In order to connect city dwellers with ecological activities, the Green City Project was launched in 1990 by the Planet Drum Foundation. While most of the gardening going on in Phnom Penh tends to be on a smaller scale than some of the projects that have been undertaken in other cities, Lift found a number of people who have maintained their green thumb despite their grey surroundings.

A number of people around Phnom Penh are staying in touch with nature by planting and cultivating a wide variety of vegetables and flowers. For example, on a tiny piece of land in the corner of her courtyard, Lem Loung grows chilis, wax gourds, pumpkins, garlic and cabbage. “I just don’t want my land to be useless, so I plant these vegetables,” the 65-year-old said.

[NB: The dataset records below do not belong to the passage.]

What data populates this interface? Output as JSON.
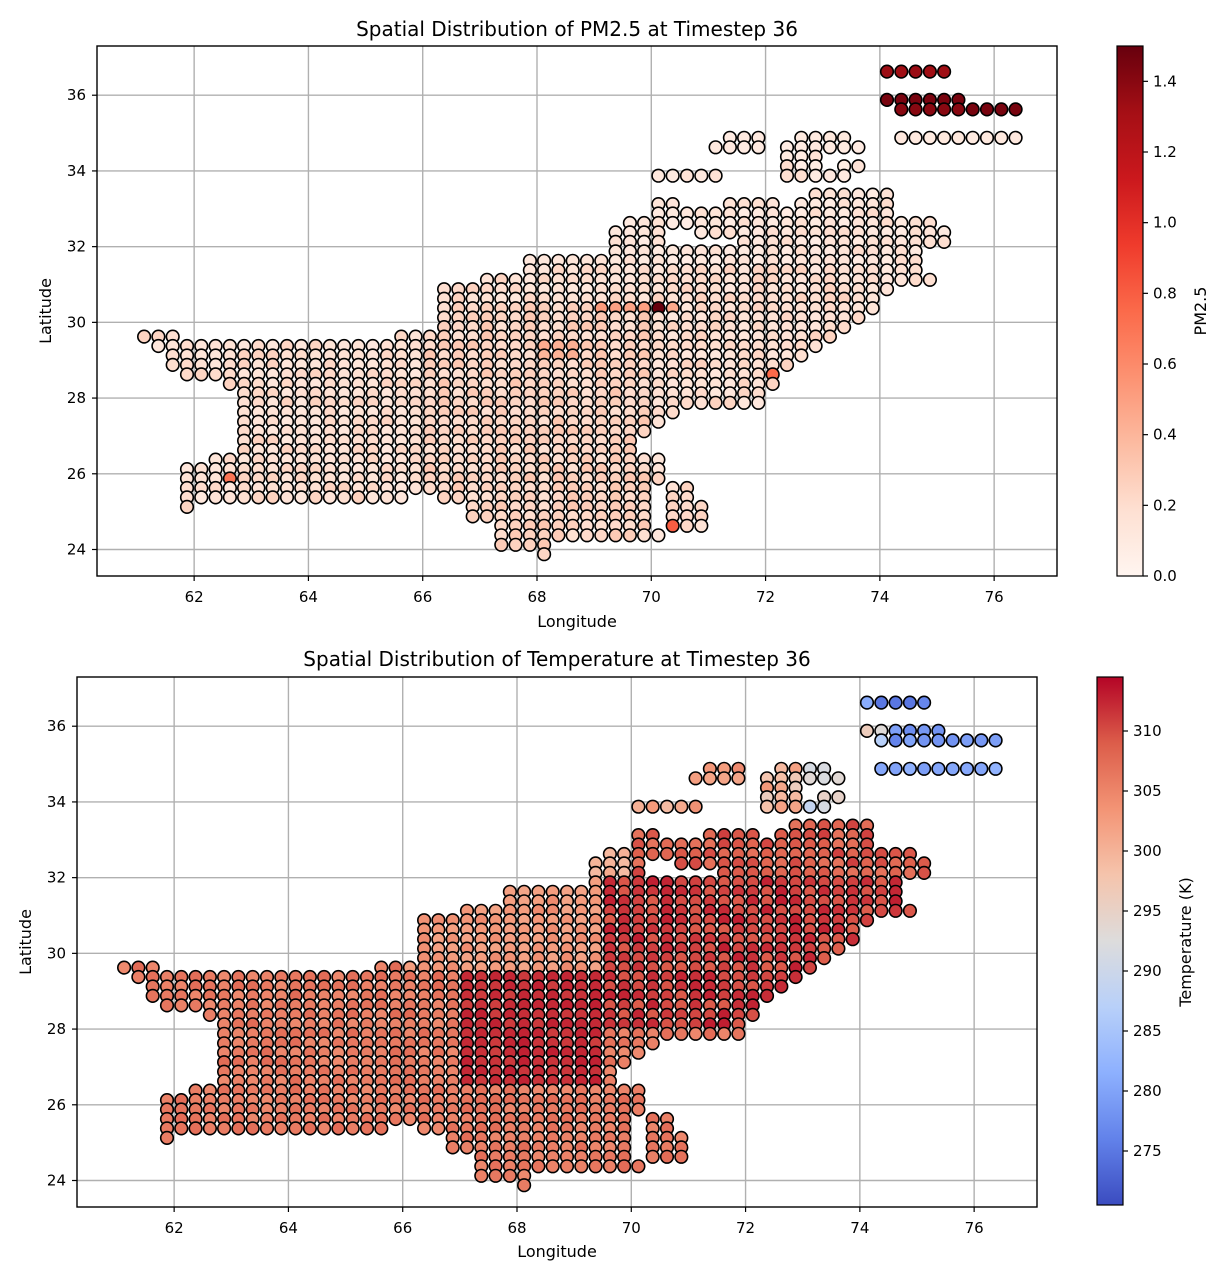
{
  "figure": {
    "panels": [
      {
        "title": "Spatial Distribution of PM2.5 at Timestep 36",
        "xlabel": "Longitude",
        "ylabel": "Latitude",
        "colorbar_label": "PM2.5",
        "x_ticks": [
          "62",
          "64",
          "66",
          "68",
          "70",
          "72",
          "74",
          "76"
        ],
        "y_ticks": [
          "24",
          "26",
          "28",
          "30",
          "32",
          "34",
          "36"
        ],
        "colorbar_ticks": [
          "0.0",
          "0.2",
          "0.4",
          "0.6",
          "0.8",
          "1.0",
          "1.2",
          "1.4"
        ]
      },
      {
        "title": "Spatial Distribution of Temperature at Timestep 36",
        "xlabel": "Longitude",
        "ylabel": "Latitude",
        "colorbar_label": "Temperature (K)",
        "x_ticks": [
          "62",
          "64",
          "66",
          "68",
          "70",
          "72",
          "74",
          "76"
        ],
        "y_ticks": [
          "24",
          "26",
          "28",
          "30",
          "32",
          "34",
          "36"
        ],
        "colorbar_ticks": [
          "275",
          "280",
          "285",
          "290",
          "295",
          "300",
          "305",
          "310"
        ]
      }
    ]
  },
  "chart_data": [
    {
      "type": "scatter",
      "title": "Spatial Distribution of PM2.5 at Timestep 36",
      "xlabel": "Longitude",
      "ylabel": "Latitude",
      "colorbar_label": "PM2.5",
      "colormap": "Reds",
      "xlim": [
        60.3,
        77.1
      ],
      "ylim": [
        23.3,
        37.3
      ],
      "clim": [
        0.0,
        1.5
      ],
      "grid": true,
      "grid_step_deg": [
        0.25,
        0.25
      ],
      "land_mask_rows": [
        {
          "lat": 36.625,
          "ranges": [
            [
              74.125,
              75.125
            ]
          ]
        },
        {
          "lat": 35.875,
          "ranges": [
            [
              74.125,
              75.375
            ]
          ]
        },
        {
          "lat": 35.625,
          "ranges": [
            [
              74.375,
              76.375
            ]
          ]
        },
        {
          "lat": 34.875,
          "ranges": [
            [
              74.375,
              76.375
            ]
          ]
        },
        {
          "lat": 34.875,
          "ranges": [
            [
              71.375,
              71.875
            ],
            [
              72.625,
              73.375
            ]
          ]
        },
        {
          "lat": 34.625,
          "ranges": [
            [
              71.125,
              71.875
            ],
            [
              72.375,
              73.625
            ]
          ]
        },
        {
          "lat": 34.375,
          "ranges": [
            [
              72.375,
              72.875
            ]
          ]
        },
        {
          "lat": 34.125,
          "ranges": [
            [
              72.375,
              72.875
            ],
            [
              73.375,
              73.625
            ]
          ]
        },
        {
          "lat": 33.875,
          "ranges": [
            [
              70.125,
              70.375
            ],
            [
              70.625,
              71.125
            ],
            [
              72.375,
              72.875
            ],
            [
              73.125,
              73.375
            ]
          ]
        },
        {
          "lat": 33.375,
          "ranges": [
            [
              72.875,
              74.125
            ]
          ]
        },
        {
          "lat": 33.125,
          "ranges": [
            [
              70.125,
              70.375
            ],
            [
              71.375,
              72.125
            ],
            [
              72.625,
              74.125
            ]
          ]
        },
        {
          "lat": 32.875,
          "ranges": [
            [
              70.125,
              72.125
            ],
            [
              72.375,
              73.625
            ],
            [
              73.875,
              74.125
            ]
          ]
        },
        {
          "lat": 32.625,
          "ranges": [
            [
              69.625,
              72.125
            ],
            [
              72.375,
              74.875
            ]
          ]
        },
        {
          "lat": 32.375,
          "ranges": [
            [
              69.375,
              70.125
            ],
            [
              70.875,
              75.125
            ]
          ]
        },
        {
          "lat": 32.125,
          "ranges": [
            [
              69.375,
              70.125
            ],
            [
              71.625,
              75.125
            ]
          ]
        },
        {
          "lat": 31.875,
          "ranges": [
            [
              69.375,
              74.625
            ]
          ]
        },
        {
          "lat": 31.625,
          "ranges": [
            [
              67.875,
              74.625
            ]
          ]
        },
        {
          "lat": 31.375,
          "ranges": [
            [
              67.875,
              74.625
            ]
          ]
        },
        {
          "lat": 31.125,
          "ranges": [
            [
              67.125,
              74.875
            ]
          ]
        },
        {
          "lat": 30.875,
          "ranges": [
            [
              66.375,
              74.125
            ]
          ]
        },
        {
          "lat": 30.625,
          "ranges": [
            [
              66.375,
              73.875
            ]
          ]
        },
        {
          "lat": 30.375,
          "ranges": [
            [
              66.375,
              73.875
            ]
          ]
        },
        {
          "lat": 30.125,
          "ranges": [
            [
              66.375,
              73.625
            ]
          ]
        },
        {
          "lat": 29.875,
          "ranges": [
            [
              66.375,
              73.375
            ]
          ]
        },
        {
          "lat": 29.625,
          "ranges": [
            [
              61.125,
              61.625
            ],
            [
              65.625,
              73.125
            ]
          ]
        },
        {
          "lat": 29.375,
          "ranges": [
            [
              61.375,
              65.375
            ],
            [
              65.625,
              72.875
            ]
          ]
        },
        {
          "lat": 29.125,
          "ranges": [
            [
              61.625,
              72.625
            ]
          ]
        },
        {
          "lat": 28.875,
          "ranges": [
            [
              61.625,
              72.375
            ]
          ]
        },
        {
          "lat": 28.625,
          "ranges": [
            [
              61.875,
              72.125
            ]
          ]
        },
        {
          "lat": 28.375,
          "ranges": [
            [
              62.625,
              72.125
            ]
          ]
        },
        {
          "lat": 28.125,
          "ranges": [
            [
              62.875,
              71.875
            ]
          ]
        },
        {
          "lat": 27.875,
          "ranges": [
            [
              62.875,
              71.875
            ]
          ]
        },
        {
          "lat": 27.625,
          "ranges": [
            [
              62.875,
              70.375
            ]
          ]
        },
        {
          "lat": 27.375,
          "ranges": [
            [
              62.875,
              70.125
            ]
          ]
        },
        {
          "lat": 27.125,
          "ranges": [
            [
              62.875,
              69.875
            ]
          ]
        },
        {
          "lat": 26.875,
          "ranges": [
            [
              62.875,
              69.625
            ]
          ]
        },
        {
          "lat": 26.625,
          "ranges": [
            [
              62.875,
              69.625
            ]
          ]
        },
        {
          "lat": 26.375,
          "ranges": [
            [
              62.375,
              70.125
            ]
          ]
        },
        {
          "lat": 26.125,
          "ranges": [
            [
              61.875,
              70.125
            ]
          ]
        },
        {
          "lat": 25.875,
          "ranges": [
            [
              61.875,
              70.125
            ]
          ]
        },
        {
          "lat": 25.625,
          "ranges": [
            [
              61.875,
              69.875
            ],
            [
              70.375,
              70.625
            ]
          ]
        },
        {
          "lat": 25.375,
          "ranges": [
            [
              61.875,
              65.625
            ],
            [
              66.375,
              69.875
            ],
            [
              70.375,
              70.625
            ]
          ]
        },
        {
          "lat": 25.125,
          "ranges": [
            [
              61.875,
              61.875
            ],
            [
              66.875,
              69.875
            ],
            [
              70.375,
              70.875
            ]
          ]
        },
        {
          "lat": 24.875,
          "ranges": [
            [
              66.875,
              69.875
            ],
            [
              70.375,
              70.875
            ]
          ]
        },
        {
          "lat": 24.625,
          "ranges": [
            [
              67.375,
              69.875
            ],
            [
              70.375,
              70.875
            ]
          ]
        },
        {
          "lat": 24.375,
          "ranges": [
            [
              67.375,
              70.125
            ]
          ]
        },
        {
          "lat": 24.125,
          "ranges": [
            [
              67.375,
              68.125
            ]
          ]
        },
        {
          "lat": 23.875,
          "ranges": [
            [
              68.125,
              68.125
            ]
          ]
        }
      ],
      "value_model": "approx. 0.06–0.30 over most of the country; 0.55–0.85 along lat 30.4 (lon 69.9–70.6), lat 28.6 (lon 72.1) and lat 24.7 (lon 70.4); near 1.25–1.5 in the far-north rows at lat 36.6 and 35.6–35.9"
    },
    {
      "type": "scatter",
      "title": "Spatial Distribution of Temperature at Timestep 36",
      "xlabel": "Longitude",
      "ylabel": "Latitude",
      "colorbar_label": "Temperature (K)",
      "colormap": "coolwarm",
      "xlim": [
        60.3,
        77.1
      ],
      "ylim": [
        23.3,
        37.3
      ],
      "clim": [
        270.5,
        314.5
      ],
      "grid": true,
      "value_model": "approx. 305–309 K in the west and south, 310–313 K in the east-central plains, 296–301 K along the northern rim around lat 33–35, and 272–290 K in the far-north rows above lat 34.5"
    }
  ]
}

Lem Loung doesn’t hope to make any money off of her harvest; she simply enjoys growing things, and being surrounded by plants makes her feels fresh and fulfilled.

“I just plant them to look at them,” she said. “And I sometimes use them when I cannot find something in the market.”

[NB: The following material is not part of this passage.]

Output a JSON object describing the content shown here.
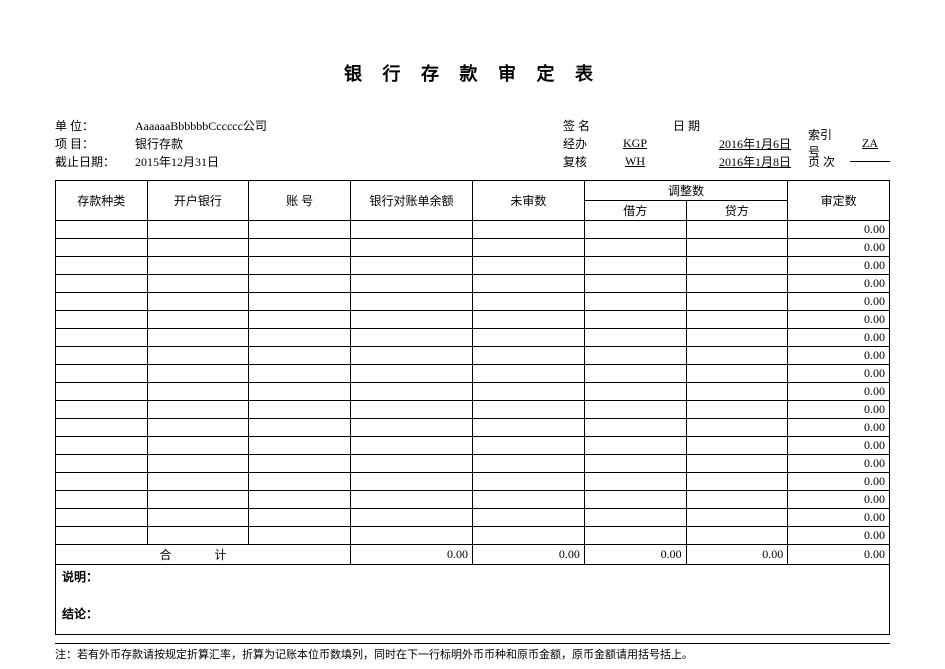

While the green city movement around the world focuses on how to use green space and public planning to minimise the human impact and help counteract pollution, some of the people we talked with had different motives.

In a city to which many of the residents have moved from the countryside, it seems the capitalist-minded ways of farming in the rural areas have made their way onto tiny patches of soil scattered around the city.

Phain Sokum, 63, who is living in a rented house in Phnom Penh, said that come harvest time, his backyard garden becomes especially important. He is now working as a construction worker, but his job doesn’t pay him enough money to support his family, and the small collection of plants gives his income a much-needed boost. “I sometimes can earn money from these plants when they produce,” he said. “I mostly sell them to my neighbours when they need them.”

Although his planting is partially motivated by money; the situation this year suggests that, like Lem Loung, Phain Sokum can’t help but to garden. Recently his plants have struggled to produce, and the price of seed is expensive. Phain Sokum knows he can’t make a profit, but he still grows there. “Whatever we need is around us and available whenever we need it,” he said.